FAN-Fellowships 2025: UZH Alumni unterstützt neun Nachwuchstalente der Universität Zürich
Der Fonds zur Förderung des akademischen Nachwuchses (FAN) von UZH Alumni vergibt 2025 «Academic Excellence Fellowships» an neun herausragende Nachwuchsforschende der Universität Zürich. Insgesamt CHF 691’000 fliessen in Projekte, die den wissenschaftlichen Beirat in einem kompetitiven Auswahlverfahren durch ihre gesellschaftliche Relevanz und internationale Strahlkraft überzeugten. UZH Alumni setzt damit ein Zeichen für wissenschaftliche Exzellenz, gesellschaftliches Engagement und die enge Verbundenheit mit der Alma Mater.
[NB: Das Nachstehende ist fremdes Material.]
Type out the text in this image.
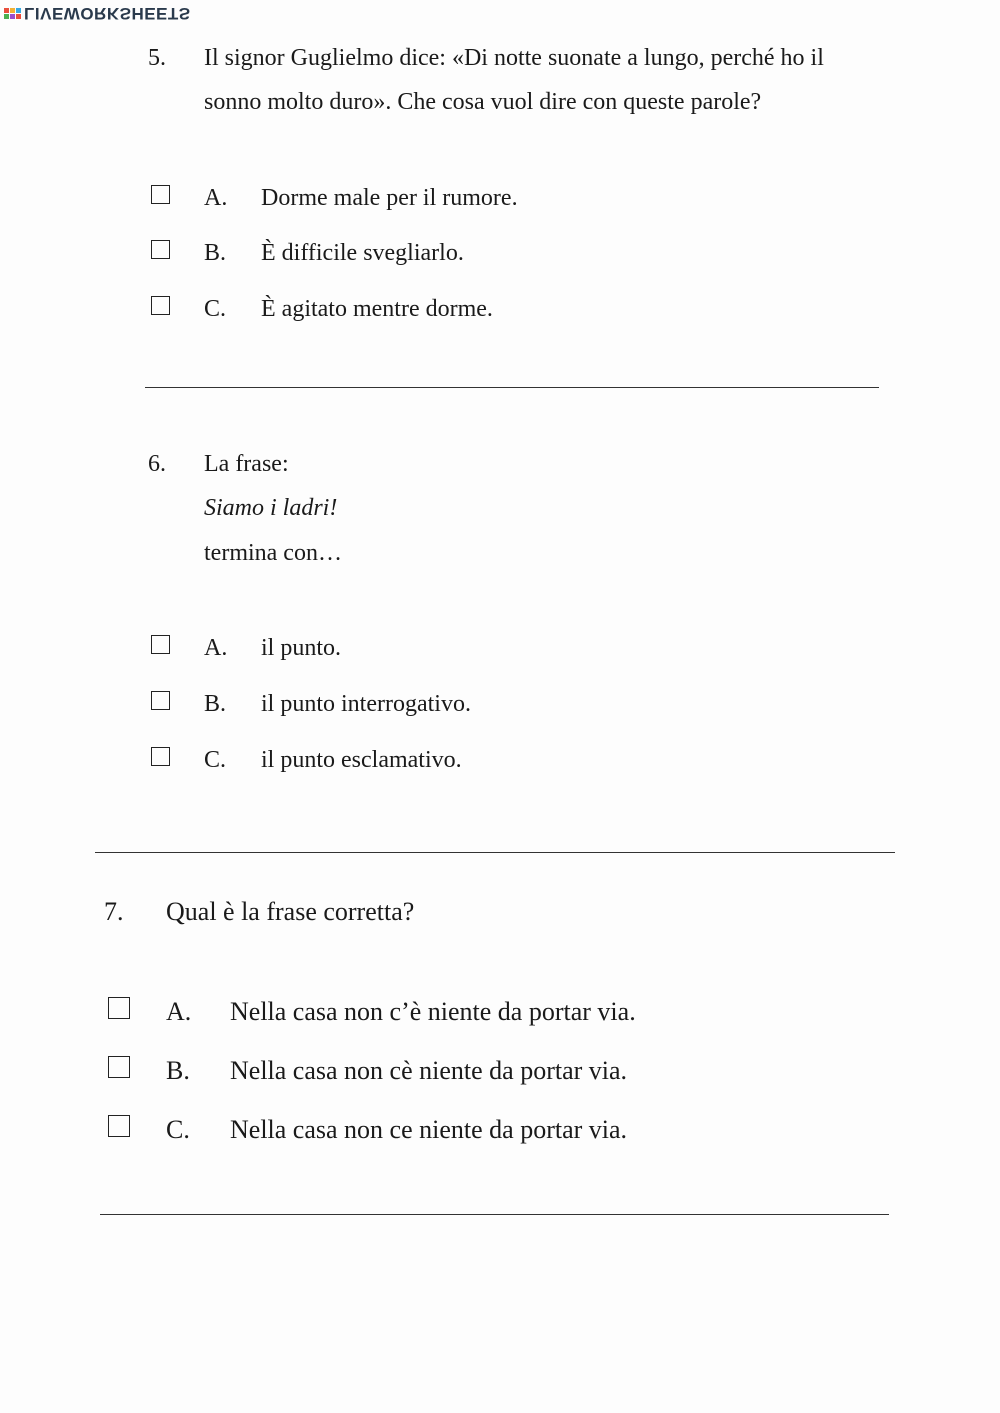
LIVEWORKSHEETS
5. Il signor Guglielmo dice: «Di notte suonate a lungo, perché ho il
sonno molto duro». Che cosa vuol dire con queste parole?
A. Dorme male per il rumore.
B. È difficile svegliarlo.
C. È agitato mentre dorme.
6. La frase:
Siamo i ladri!
termina con…
A. il punto.
B. il punto interrogativo.
C. il punto esclamativo.
7. Qual è la frase corretta?
A. Nella casa non c’è niente da portar via.
B. Nella casa non cè niente da portar via.
C. Nella casa non ce niente da portar via.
Die diesjährigen FAN-Fellows widerspiegeln die thematische Vielfalt und wissenschaftliche Exzellenz der Forschung an der UZH: Ihre Projekte reichen von neuartigen Therapieansätzen für Schlaganfall- und Krebspatient:innen über eine Citizen-Science-Initiative zum Vogelschutz bis hin zur rechtlichen Analyse globaler Klimapolitik und ethischer Unternehmensführung.
Die FAN-Fellows 2025
-
Dr. Candela Diaz Canestro erforscht die Wirkung eines β3-adrenergen Rezeptor-Agonisten auf die Prävention und Behandlung des akuten ischämischen Schlaganfalls.
-
Dr. André Ferreira entwickelt mit dem Citizen-Science-Projekt MyFlock ein KI-gestütztes Vogelfutterhaus zur Überwachung einheimischer Vogelpopulationen.
-
Dr. Viktoriya Gurash befasst sich mit der Fragmentierung der internationalen Klimaregulierung und deren Schnittstellen zum Menschenrechtsschutz.
-
Dr. Lisa-Katrin Kaufmann untersucht, wie Fasten die neuronale Stressverarbeitung beeinflusst.
-
Dr. Jenny Christine Kienzler erforscht das Potenzial von Makrophagen zur Bekämpfung der Immunsuppression bei bösartigen Hirntumoren.
-
Dr. Baiba Renerte entwickelt neue Methoden zur Messung und Förderung ethischer Unternehmenskultur.
-
Dr. Peter Rupprecht analysiert Kalzium-Signale in Astrozyten mit modernster 3D-Mikroskopie.
-
Dr. James Southwell beschreitet neue Wege zur Einkapselung von Radionukliden für die Krebstherapie mithilfe supramolekularer Chemie.
-
Dr. Michelle Yancoskie arbeitet an der Entschlüsselung der 3D-Genomarchitektur bei resistenten Krebszellen, um die Wirksamkeit der Chemotherapie zu verbessern.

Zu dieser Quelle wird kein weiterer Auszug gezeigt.